The film became the first midnight cult film in the United States (it still plays once in a while in midnight shows at the IFC Center in New York City). His follow up production, the Mexican-American co-production La montaña sagrada / The Holy Mountain (1973), a surrealist exploration of western esotericism, was also equally successful.
After an attempt to bring Frank Herbert's novel Dune to the big screen, Jodorowsky made three more films: the French drama Tusk (1980), the surrealist Mexican-Italian horror Santa Sangre (1989, pictured right), and the British production The Rainbow Thief starring Peter O'Toole and Omar Sharif (1990).
For many years, there was a lot of speculation of Jodorowsky's return to cinema -there were rumors of a sequel to El Topo (Los Hijos del Topo), allegedly to be starred by American rock musician Marilyn Manson, but none of those projects materialized.
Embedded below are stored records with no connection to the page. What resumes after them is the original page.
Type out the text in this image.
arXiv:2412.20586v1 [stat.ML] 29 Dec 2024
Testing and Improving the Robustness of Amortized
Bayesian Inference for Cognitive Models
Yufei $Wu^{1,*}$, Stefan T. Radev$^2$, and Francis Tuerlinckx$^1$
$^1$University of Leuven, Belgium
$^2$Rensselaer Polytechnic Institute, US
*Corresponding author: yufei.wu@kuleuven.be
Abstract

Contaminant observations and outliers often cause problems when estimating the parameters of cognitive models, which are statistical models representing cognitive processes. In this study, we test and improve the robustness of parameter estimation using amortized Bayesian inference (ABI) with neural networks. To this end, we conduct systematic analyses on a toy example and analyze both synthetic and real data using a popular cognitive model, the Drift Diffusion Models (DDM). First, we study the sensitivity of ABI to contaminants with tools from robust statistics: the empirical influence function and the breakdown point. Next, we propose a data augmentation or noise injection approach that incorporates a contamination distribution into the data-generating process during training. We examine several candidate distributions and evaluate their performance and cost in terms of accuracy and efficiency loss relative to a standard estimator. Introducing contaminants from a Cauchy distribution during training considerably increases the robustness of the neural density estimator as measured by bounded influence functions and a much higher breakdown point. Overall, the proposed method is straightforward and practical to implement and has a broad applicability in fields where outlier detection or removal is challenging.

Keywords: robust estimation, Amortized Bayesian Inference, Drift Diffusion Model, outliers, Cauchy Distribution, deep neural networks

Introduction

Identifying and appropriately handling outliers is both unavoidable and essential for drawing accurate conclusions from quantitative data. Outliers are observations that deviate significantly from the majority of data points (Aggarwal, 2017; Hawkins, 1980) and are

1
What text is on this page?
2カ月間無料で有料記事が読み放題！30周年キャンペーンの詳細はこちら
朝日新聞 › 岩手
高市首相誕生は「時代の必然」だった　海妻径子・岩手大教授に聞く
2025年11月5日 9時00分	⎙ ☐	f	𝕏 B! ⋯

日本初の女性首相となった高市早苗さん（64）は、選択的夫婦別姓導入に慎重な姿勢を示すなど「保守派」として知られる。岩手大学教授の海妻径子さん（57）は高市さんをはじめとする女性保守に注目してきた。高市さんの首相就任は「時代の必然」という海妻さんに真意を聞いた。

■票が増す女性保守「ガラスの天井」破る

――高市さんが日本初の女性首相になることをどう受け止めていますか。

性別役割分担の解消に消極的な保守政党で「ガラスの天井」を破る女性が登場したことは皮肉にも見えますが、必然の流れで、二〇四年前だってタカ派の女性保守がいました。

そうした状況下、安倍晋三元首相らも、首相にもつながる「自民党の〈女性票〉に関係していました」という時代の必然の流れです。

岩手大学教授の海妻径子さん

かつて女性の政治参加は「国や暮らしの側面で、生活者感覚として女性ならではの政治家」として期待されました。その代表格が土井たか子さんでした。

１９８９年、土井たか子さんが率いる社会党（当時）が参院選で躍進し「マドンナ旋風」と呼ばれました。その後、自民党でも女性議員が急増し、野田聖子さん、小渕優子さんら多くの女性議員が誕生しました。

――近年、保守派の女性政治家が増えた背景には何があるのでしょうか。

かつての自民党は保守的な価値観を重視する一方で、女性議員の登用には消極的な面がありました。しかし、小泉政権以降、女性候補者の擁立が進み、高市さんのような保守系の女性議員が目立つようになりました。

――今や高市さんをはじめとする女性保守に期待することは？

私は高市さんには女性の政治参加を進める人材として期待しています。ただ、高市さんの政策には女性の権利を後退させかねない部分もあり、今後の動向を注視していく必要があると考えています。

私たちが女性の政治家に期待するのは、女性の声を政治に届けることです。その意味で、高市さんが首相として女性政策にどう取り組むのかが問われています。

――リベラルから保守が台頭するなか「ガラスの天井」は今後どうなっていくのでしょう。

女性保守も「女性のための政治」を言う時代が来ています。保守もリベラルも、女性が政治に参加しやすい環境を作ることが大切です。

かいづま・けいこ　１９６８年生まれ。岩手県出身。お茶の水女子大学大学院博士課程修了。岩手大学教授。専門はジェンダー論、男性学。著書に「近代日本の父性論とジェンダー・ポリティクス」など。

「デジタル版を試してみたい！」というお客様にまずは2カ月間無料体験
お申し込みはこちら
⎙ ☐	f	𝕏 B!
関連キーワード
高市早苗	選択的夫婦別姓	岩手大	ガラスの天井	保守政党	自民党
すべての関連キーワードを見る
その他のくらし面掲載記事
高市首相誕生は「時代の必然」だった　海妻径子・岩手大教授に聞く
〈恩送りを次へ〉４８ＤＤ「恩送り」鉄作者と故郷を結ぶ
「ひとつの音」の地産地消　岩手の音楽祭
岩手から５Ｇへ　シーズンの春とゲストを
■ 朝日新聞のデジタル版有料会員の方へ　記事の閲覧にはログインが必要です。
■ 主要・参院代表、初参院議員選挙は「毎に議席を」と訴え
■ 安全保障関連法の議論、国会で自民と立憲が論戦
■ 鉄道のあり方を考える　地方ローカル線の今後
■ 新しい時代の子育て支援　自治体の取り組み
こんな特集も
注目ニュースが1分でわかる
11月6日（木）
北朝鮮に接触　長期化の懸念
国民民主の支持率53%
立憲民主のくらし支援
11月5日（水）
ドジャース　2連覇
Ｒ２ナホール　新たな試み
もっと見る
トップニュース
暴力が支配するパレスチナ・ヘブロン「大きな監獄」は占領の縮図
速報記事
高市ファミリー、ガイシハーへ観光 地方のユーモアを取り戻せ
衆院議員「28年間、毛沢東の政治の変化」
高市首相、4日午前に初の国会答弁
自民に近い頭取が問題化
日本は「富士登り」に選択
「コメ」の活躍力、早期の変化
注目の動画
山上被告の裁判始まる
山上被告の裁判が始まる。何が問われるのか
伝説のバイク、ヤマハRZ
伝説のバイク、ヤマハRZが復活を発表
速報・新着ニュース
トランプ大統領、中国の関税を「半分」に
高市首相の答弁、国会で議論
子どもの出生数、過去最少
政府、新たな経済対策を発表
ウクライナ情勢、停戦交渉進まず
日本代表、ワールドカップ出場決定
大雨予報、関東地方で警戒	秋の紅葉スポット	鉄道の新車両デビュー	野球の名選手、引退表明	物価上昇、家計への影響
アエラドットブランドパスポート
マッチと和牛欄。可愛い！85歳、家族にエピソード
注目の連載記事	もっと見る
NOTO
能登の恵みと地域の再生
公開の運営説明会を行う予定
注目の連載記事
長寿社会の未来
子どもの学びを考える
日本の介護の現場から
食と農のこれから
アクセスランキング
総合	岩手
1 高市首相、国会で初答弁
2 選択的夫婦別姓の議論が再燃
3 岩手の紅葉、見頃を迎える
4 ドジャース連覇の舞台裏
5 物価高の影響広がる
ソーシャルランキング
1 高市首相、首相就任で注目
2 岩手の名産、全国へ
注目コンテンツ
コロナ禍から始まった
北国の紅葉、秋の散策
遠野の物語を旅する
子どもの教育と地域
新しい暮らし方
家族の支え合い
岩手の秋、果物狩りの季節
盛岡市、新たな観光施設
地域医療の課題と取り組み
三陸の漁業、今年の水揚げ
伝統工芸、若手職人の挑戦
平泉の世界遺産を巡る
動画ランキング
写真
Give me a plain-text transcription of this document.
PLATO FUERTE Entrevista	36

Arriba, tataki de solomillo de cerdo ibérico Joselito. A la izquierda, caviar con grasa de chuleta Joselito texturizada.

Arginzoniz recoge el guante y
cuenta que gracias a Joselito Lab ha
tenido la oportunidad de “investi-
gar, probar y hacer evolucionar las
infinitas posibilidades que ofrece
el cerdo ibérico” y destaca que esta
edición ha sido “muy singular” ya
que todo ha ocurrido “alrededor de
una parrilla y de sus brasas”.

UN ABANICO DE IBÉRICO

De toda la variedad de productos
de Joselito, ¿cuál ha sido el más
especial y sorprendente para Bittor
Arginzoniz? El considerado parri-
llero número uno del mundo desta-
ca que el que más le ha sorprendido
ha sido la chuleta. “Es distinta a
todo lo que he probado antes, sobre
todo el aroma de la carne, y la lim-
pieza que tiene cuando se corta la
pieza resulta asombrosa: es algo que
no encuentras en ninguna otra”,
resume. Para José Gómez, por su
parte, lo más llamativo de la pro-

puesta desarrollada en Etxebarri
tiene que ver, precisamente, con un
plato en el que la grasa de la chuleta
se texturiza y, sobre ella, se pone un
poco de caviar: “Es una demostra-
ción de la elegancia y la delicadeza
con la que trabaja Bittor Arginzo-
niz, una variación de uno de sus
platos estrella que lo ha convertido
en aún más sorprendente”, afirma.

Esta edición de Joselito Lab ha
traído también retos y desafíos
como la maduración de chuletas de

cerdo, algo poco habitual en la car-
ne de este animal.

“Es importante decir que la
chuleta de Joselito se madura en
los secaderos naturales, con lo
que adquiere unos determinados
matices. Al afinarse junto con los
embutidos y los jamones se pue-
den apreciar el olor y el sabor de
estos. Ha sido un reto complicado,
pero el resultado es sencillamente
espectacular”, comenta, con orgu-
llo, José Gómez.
2013 marks the much-anticipated comeback of the Chilean cult filmmaker to the big screen with La danza de la realidad / The Dance of Reality. Based on his autobiography of the same name, Jodorowsky returns to his childhood town of Tocopilla in Chile. In addition to the world premiere of his newest film, Directors' Fortnight will also screen the documentary film Jodorowsky’s Dune by Franck Pavich which chronicles the failed attempt by the Chilean director to shoot Herbert's novel.